I don’t think it’s going to take shape, I think it’s just going to continue to grow and evolve and be unwieldy. It’s going to require more innovation than ever before, and more creative thinking. There are some scripts you can follow, there are some successes that people can learn from others, especially in a time like now, where the money is not necessarily there. The efforts are going to take even more diligence and discipline and focus, and I think it’s easy for companies that have profit in mind to be distracted.
Are you seeing other trends driving this?
For the last 10 years, analytics has been a huge thing for universities to be teaching. There are lots of data science graduates who still need experience to develop common sense, or theoretical assessment. They’re great working with data. They’re great with using different tools and running models. But when it comes to the application of that stuff, it takes time and it takes experience.

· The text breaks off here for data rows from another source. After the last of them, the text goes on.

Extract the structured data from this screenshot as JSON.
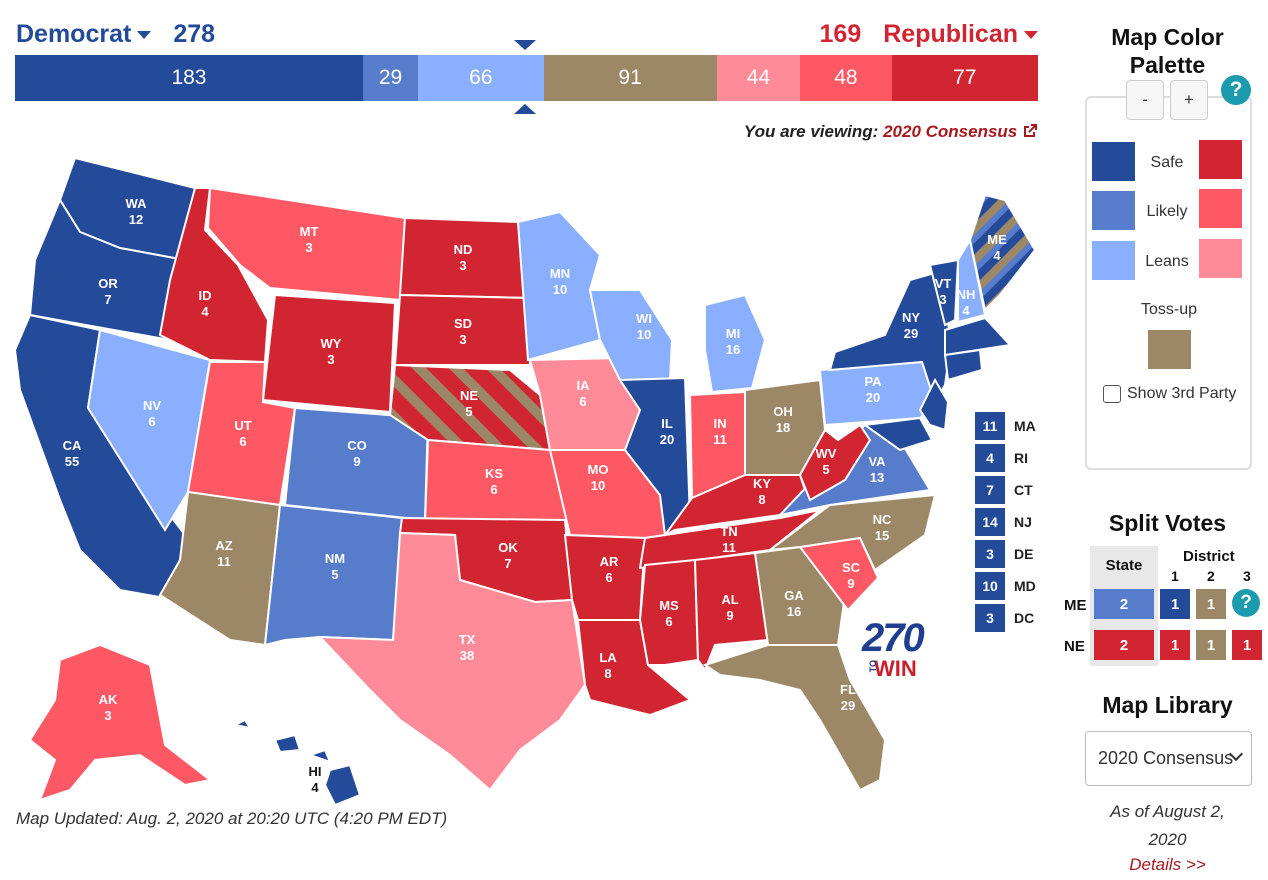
{
  "header": {
    "dem_label": "Democrat",
    "dem_total": "278",
    "rep_total": "169",
    "rep_label": "Republican"
  },
  "ev_bar": [
    {
      "value": "183",
      "color": "#244a9a",
      "category": "Safe Democrat",
      "ev": 183
    },
    {
      "value": "29",
      "color": "#577ccc",
      "category": "Likely Democrat",
      "ev": 29
    },
    {
      "value": "66",
      "color": "#8aafff",
      "category": "Leans Democrat",
      "ev": 66
    },
    {
      "value": "91",
      "color": "#9c8767",
      "category": "Toss-up",
      "ev": 91
    },
    {
      "value": "44",
      "color": "#ff8b98",
      "category": "Leans Republican",
      "ev": 44
    },
    {
      "value": "48",
      "color": "#ff5865",
      "category": "Likely Republican",
      "ev": 48
    },
    {
      "value": "77",
      "color": "#d22532",
      "category": "Safe Republican",
      "ev": 77
    }
  ],
  "viewing": {
    "prefix": "You are viewing:",
    "map_name": "2020 Consensus",
    "icon": "external-link-icon"
  },
  "colors": {
    "safe_d": "#244a9a",
    "likely_d": "#577ccc",
    "leans_d": "#8aafff",
    "tossup": "#9c8767",
    "leans_r": "#ff8b98",
    "likely_r": "#ff5865",
    "safe_r": "#d22532"
  },
  "states": [
    {
      "abbr": "WA",
      "ev": "12",
      "rating": "safe_d"
    },
    {
      "abbr": "OR",
      "ev": "7",
      "rating": "safe_d"
    },
    {
      "abbr": "CA",
      "ev": "55",
      "rating": "safe_d"
    },
    {
      "abbr": "NV",
      "ev": "6",
      "rating": "leans_d"
    },
    {
      "abbr": "ID",
      "ev": "4",
      "rating": "safe_r"
    },
    {
      "abbr": "MT",
      "ev": "3",
      "rating": "likely_r"
    },
    {
      "abbr": "WY",
      "ev": "3",
      "rating": "safe_r"
    },
    {
      "abbr": "UT",
      "ev": "6",
      "rating": "likely_r"
    },
    {
      "abbr": "AZ",
      "ev": "11",
      "rating": "tossup"
    },
    {
      "abbr": "CO",
      "ev": "9",
      "rating": "likely_d"
    },
    {
      "abbr": "NM",
      "ev": "5",
      "rating": "likely_d"
    },
    {
      "abbr": "ND",
      "ev": "3",
      "rating": "safe_r"
    },
    {
      "abbr": "SD",
      "ev": "3",
      "rating": "safe_r"
    },
    {
      "abbr": "NE",
      "ev": "5",
      "rating": "safe_r"
    },
    {
      "abbr": "KS",
      "ev": "6",
      "rating": "likely_r"
    },
    {
      "abbr": "OK",
      "ev": "7",
      "rating": "safe_r"
    },
    {
      "abbr": "TX",
      "ev": "38",
      "rating": "leans_r"
    },
    {
      "abbr": "MN",
      "ev": "10",
      "rating": "leans_d"
    },
    {
      "abbr": "IA",
      "ev": "6",
      "rating": "leans_r"
    },
    {
      "abbr": "MO",
      "ev": "10",
      "rating": "likely_r"
    },
    {
      "abbr": "AR",
      "ev": "6",
      "rating": "safe_r"
    },
    {
      "abbr": "LA",
      "ev": "8",
      "rating": "safe_r"
    },
    {
      "abbr": "WI",
      "ev": "10",
      "rating": "leans_d"
    },
    {
      "abbr": "IL",
      "ev": "20",
      "rating": "safe_d"
    },
    {
      "abbr": "MI",
      "ev": "16",
      "rating": "leans_d"
    },
    {
      "abbr": "IN",
      "ev": "11",
      "rating": "likely_r"
    },
    {
      "abbr": "OH",
      "ev": "18",
      "rating": "tossup"
    },
    {
      "abbr": "KY",
      "ev": "8",
      "rating": "safe_r"
    },
    {
      "abbr": "TN",
      "ev": "11",
      "rating": "safe_r"
    },
    {
      "abbr": "MS",
      "ev": "6",
      "rating": "safe_r"
    },
    {
      "abbr": "AL",
      "ev": "9",
      "rating": "safe_r"
    },
    {
      "abbr": "GA",
      "ev": "16",
      "rating": "tossup"
    },
    {
      "abbr": "FL",
      "ev": "29",
      "rating": "tossup"
    },
    {
      "abbr": "SC",
      "ev": "9",
      "rating": "likely_r"
    },
    {
      "abbr": "NC",
      "ev": "15",
      "rating": "tossup"
    },
    {
      "abbr": "VA",
      "ev": "13",
      "rating": "likely_d"
    },
    {
      "abbr": "WV",
      "ev": "5",
      "rating": "safe_r"
    },
    {
      "abbr": "PA",
      "ev": "20",
      "rating": "leans_d"
    },
    {
      "abbr": "NY",
      "ev": "29",
      "rating": "safe_d"
    },
    {
      "abbr": "VT",
      "ev": "3",
      "rating": "safe_d"
    },
    {
      "abbr": "NH",
      "ev": "4",
      "rating": "leans_d"
    },
    {
      "abbr": "ME",
      "ev": "4",
      "rating": "likely_d"
    },
    {
      "abbr": "AK",
      "ev": "3",
      "rating": "likely_r"
    },
    {
      "abbr": "HI",
      "ev": "4",
      "rating": "safe_d"
    }
  ],
  "small_states": [
    {
      "ev": "11",
      "abbr": "MA"
    },
    {
      "ev": "4",
      "abbr": "RI"
    },
    {
      "ev": "7",
      "abbr": "CT"
    },
    {
      "ev": "14",
      "abbr": "NJ"
    },
    {
      "ev": "3",
      "abbr": "DE"
    },
    {
      "ev": "10",
      "abbr": "MD"
    },
    {
      "ev": "3",
      "abbr": "DC"
    }
  ],
  "logo": {
    "line1": "270",
    "to": "TO",
    "line2": "WIN"
  },
  "map_updated": "Map Updated: Aug. 2, 2020 at 20:20 UTC (4:20 PM EDT)",
  "palette": {
    "title": "Map Color Palette",
    "minus": "-",
    "plus": "+",
    "help": "?",
    "safe": "Safe",
    "likely": "Likely",
    "leans": "Leans",
    "tossup": "Toss-up",
    "third_party": "Show 3rd Party"
  },
  "split_votes": {
    "title": "Split Votes",
    "state_header": "State",
    "district_header": "District",
    "district_numbers": [
      "1",
      "2",
      "3"
    ],
    "help": "?",
    "rows": [
      {
        "label": "ME",
        "state": "2",
        "d1": "1",
        "d2": "1"
      },
      {
        "label": "NE",
        "state": "2",
        "d1": "1",
        "d2": "1",
        "d3": "1"
      }
    ]
  },
  "library": {
    "title": "Map Library",
    "selected": "2020 Consensus",
    "as_of": "As of August 2, 2020",
    "details": "Details >>"
  }
}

So we’re becoming a more digital world. There’s more and more data to work with. There are more and more processes that are losing rigor because of speed and because of agility. And the whole “let’s get things built as quickly as possible and let it evolve without discipline on the evolution.” That’s going to be kind of a vicious cycle for the field.
If innovation slows due to less focus, skills or money, are we just going to see a data pile-up?

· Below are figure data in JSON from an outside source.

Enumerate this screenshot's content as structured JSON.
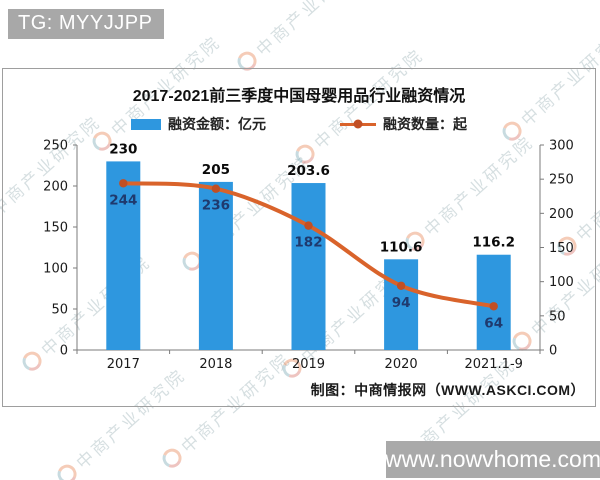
{
  "overlay": {
    "tg_badge": "TG: MYYJJPP",
    "site_badge": "www.nowvhome.com",
    "watermark_text": "中商产业研究院"
  },
  "chart_data": {
    "type": "bar+line combo",
    "title": "2017-2021前三季度中国母婴用品行业融资情况",
    "footnote": "制图：中商情报网（WWW.ASKCI.COM）",
    "categories": [
      "2017",
      "2018",
      "2019",
      "2020",
      "2021.1-9"
    ],
    "series": [
      {
        "name": "融资金额：亿元",
        "type": "bar",
        "axis": "left",
        "color": "#2E97DF",
        "label_color": "#0a0a0a",
        "values": [
          230,
          205,
          203.6,
          110.6,
          116.2
        ],
        "value_labels": [
          "230",
          "205",
          "203.6",
          "110.6",
          "116.2"
        ]
      },
      {
        "name": "融资数量：起",
        "type": "line",
        "axis": "right",
        "color": "#D9632B",
        "marker_color": "#C14F24",
        "label_color": "#1F3A6E",
        "values": [
          244,
          236,
          182,
          94,
          64
        ],
        "value_labels": [
          "244",
          "236",
          "182",
          "94",
          "64"
        ]
      }
    ],
    "left_axis": {
      "min": 0,
      "max": 250,
      "step": 50
    },
    "right_axis": {
      "min": 0,
      "max": 300,
      "step": 50
    },
    "grid": false,
    "legend_position": "top"
  }
}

That’s a good way of thinking about it. There’s a logjam of data. There’s a logjam of talent, but it’s all in high demand. We’re not training people well. We’re not taking time on the diligence and the discipline in the establishment of good solid practices, the reinforcement of creativity. And frankly, it’s training and development, giving people the space to evolve, that I feel like is underserved. I don’t think it’s not happening, but it’s the pressure to do so coming from the talent. It’s not coming from the companies as much as it used to.
AJ: Feels like there’s an opportunity for closing thoughts, finishing out the article/interview here.
If so, feel free to use some variation on the following, or give me another call to wrap it up.
Any closing thoughts or recommendations?
I realize I am seeing things and speaking to them through a current prism and the challenges in my own environment, but I feel strongly about the future of this field. Smart people find new ways to learn from data and use it in more and more productive manners, and history says great innovations are born out of crisis. I think we’ll never escape the fundamentals, blocking and tackling, if you will, of rigorous acquisition and management of accurate, high quality data, and serving the masses with solid information and insights with a human interpretation. But I would love to believe there will be some fantastic new advancements in universal data sharing, for instance, or new AI applications to put analytics on steroids and solve major real-world problems in real time. The opportunity is definitely there, and it’s fun to be a part of as it evolves.